John, please realize one more thing. I am a small man. As a consequence of this bred-in-the-bone pettiness, I take the most infinite pleasure in the idea that you will from time to time find yourself blocked from reading my tweets. I admit to fully and corruptly adoring the thought of you scratching your scalp and feeling some mix of confoundment, confusion, and contempt. John, when I said that I was a small man, I meant really, really small. Can you hear me now, John? Well now. I guess you can’t. Instead of hearing me, see the same “unavailable” inanity that I must countenance each time your thoughts cross my TL.
John, there is a final thing that I ought to have shared– some truths about my maternal great-grandparents: Isadore was from Crackow, Poland. He married a woman named Bertha. She was from Hungary. Bertha was one of four children, but all of her siblings were killed by Nazis. So when you blocked me along with that redneck-wannabe-nazi, you were suggesting to the world that I was somehow a sympathizer of these vile, Nazi-loving cretins even though I owe my very existence to the sheer happenstance that allowed one of my ancestors to escape their murderous rampage of evil. So, John, you need to stay blocked for now, simply because this is the most effective way that I can encourage you to contemplate the moronic, unbridled dickishness of what you did.

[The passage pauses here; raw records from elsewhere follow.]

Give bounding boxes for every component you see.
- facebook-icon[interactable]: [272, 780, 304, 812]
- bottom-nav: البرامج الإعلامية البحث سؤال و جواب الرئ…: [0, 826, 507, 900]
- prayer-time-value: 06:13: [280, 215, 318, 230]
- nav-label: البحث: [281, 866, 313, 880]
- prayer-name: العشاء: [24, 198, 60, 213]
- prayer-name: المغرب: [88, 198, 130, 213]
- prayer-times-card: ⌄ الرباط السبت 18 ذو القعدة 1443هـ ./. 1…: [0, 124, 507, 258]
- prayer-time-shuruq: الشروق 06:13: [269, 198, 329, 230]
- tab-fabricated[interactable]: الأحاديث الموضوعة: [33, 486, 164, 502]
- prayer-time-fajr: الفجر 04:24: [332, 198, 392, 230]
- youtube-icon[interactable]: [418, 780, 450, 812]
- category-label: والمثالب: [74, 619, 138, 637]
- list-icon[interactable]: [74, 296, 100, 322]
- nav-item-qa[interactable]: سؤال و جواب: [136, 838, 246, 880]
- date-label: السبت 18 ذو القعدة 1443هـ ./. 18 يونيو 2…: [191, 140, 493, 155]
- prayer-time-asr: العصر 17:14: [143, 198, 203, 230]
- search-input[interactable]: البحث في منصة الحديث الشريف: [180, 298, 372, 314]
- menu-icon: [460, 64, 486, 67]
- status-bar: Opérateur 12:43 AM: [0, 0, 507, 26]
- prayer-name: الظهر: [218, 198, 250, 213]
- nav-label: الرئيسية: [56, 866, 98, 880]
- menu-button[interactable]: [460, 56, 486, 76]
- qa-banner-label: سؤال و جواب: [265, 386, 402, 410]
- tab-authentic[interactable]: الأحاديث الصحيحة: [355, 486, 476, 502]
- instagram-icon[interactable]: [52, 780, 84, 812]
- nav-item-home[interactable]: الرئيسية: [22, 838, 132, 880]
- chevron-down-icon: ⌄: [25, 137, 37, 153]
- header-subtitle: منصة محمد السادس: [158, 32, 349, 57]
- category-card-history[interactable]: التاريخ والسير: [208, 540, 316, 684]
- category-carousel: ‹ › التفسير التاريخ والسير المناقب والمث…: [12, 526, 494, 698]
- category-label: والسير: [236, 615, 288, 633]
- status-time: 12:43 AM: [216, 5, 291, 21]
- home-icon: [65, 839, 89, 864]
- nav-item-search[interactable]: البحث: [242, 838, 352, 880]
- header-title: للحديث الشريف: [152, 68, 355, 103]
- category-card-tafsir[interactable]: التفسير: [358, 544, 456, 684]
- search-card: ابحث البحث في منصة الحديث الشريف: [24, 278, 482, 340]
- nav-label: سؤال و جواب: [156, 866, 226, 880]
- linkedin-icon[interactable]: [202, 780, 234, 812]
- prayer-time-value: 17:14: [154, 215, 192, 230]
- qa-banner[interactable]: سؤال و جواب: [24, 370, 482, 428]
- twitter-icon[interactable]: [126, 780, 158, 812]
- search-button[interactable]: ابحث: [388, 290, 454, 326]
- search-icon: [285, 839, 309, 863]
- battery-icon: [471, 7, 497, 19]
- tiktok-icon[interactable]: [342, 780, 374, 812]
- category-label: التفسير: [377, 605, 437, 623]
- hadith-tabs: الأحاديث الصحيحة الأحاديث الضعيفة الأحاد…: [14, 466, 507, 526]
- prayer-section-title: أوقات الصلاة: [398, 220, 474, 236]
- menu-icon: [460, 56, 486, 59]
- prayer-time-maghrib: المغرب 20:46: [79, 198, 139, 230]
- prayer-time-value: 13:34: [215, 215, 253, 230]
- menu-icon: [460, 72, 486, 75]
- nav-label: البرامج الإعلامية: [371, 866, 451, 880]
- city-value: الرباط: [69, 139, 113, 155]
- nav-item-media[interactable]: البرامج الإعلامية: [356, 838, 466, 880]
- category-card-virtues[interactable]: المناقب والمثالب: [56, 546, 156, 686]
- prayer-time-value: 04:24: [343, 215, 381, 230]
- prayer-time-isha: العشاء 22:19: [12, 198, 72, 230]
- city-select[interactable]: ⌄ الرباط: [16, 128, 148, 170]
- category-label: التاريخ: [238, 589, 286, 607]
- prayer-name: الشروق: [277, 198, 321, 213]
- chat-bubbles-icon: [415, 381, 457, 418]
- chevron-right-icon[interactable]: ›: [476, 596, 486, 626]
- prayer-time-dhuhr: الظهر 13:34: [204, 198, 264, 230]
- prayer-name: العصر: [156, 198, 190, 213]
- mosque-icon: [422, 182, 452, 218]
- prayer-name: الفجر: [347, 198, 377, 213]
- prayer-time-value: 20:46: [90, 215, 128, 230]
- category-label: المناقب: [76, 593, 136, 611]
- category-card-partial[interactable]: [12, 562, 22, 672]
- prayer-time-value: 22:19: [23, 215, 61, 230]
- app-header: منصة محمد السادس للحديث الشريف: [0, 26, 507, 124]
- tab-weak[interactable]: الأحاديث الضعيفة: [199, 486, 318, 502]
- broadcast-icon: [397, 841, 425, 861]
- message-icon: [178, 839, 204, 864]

My descendance from Holocaust survivors does not, as it turns out, begin to explain why I feel personally offended by racism. Rather, and probably to a myopic extent, I grew up understanding race in terms of white people against black people — as a continuing, centuries-long conflict between the evil of white supremacy versus the resistance of the descendants of the African people enslaved and oppressed under its doctrine. I still see white supremacy as focal to understanding American social and political development, but contemporary local and world politics obviously reflect bigotry across a far broader spectrum than merely black and white. This includes surging Anti-Muslim sentiment, hatred and violence against the LGBT community, political targeting of “Mexicans” and of course the ubiquitous anti-Semitism now boldly emerging from the shadows. Let’s face it. It’s kind of ugly out there. At some times more than at others, it feels like bigotry is on the march and good people are reminded by Dr. King to oppose injustice anywhere as a threat to justice everywhere. In that sense, I am compelled to oppose bigotry whenever I see it– not simply when I see it directed against “my own.”
Maybe this is one thing that sets me apart from John Podhoretz. Racism is the number one reason — by far — that I never supported the GOP. John wasn’t similarly hampered by the same reservations, but that’s a post for another day. For today, I want to be on good terms with Podhoretz. Accordingly, I will not link to controversial writings about his anti-gay sentiments, nor to his history of low-brow insults. I further refuse to hold his father’s racism against him, nor do I blame him for his receipt of nepotistic benefit when he took his current position at Commentary. I refuse to do *any of this* because Americans need to start reaching across the divides or partisanship, sectarianism, and ideology. I even apologized to Hugh Hewitt for heaven’s sake, so anything really is possible. The key and missing ingredient in this process is that Americans need to start listening to one another more and they need to start listening better. While that may not happen for me and J-Pod in the immediate future, I still have the audacity to hope.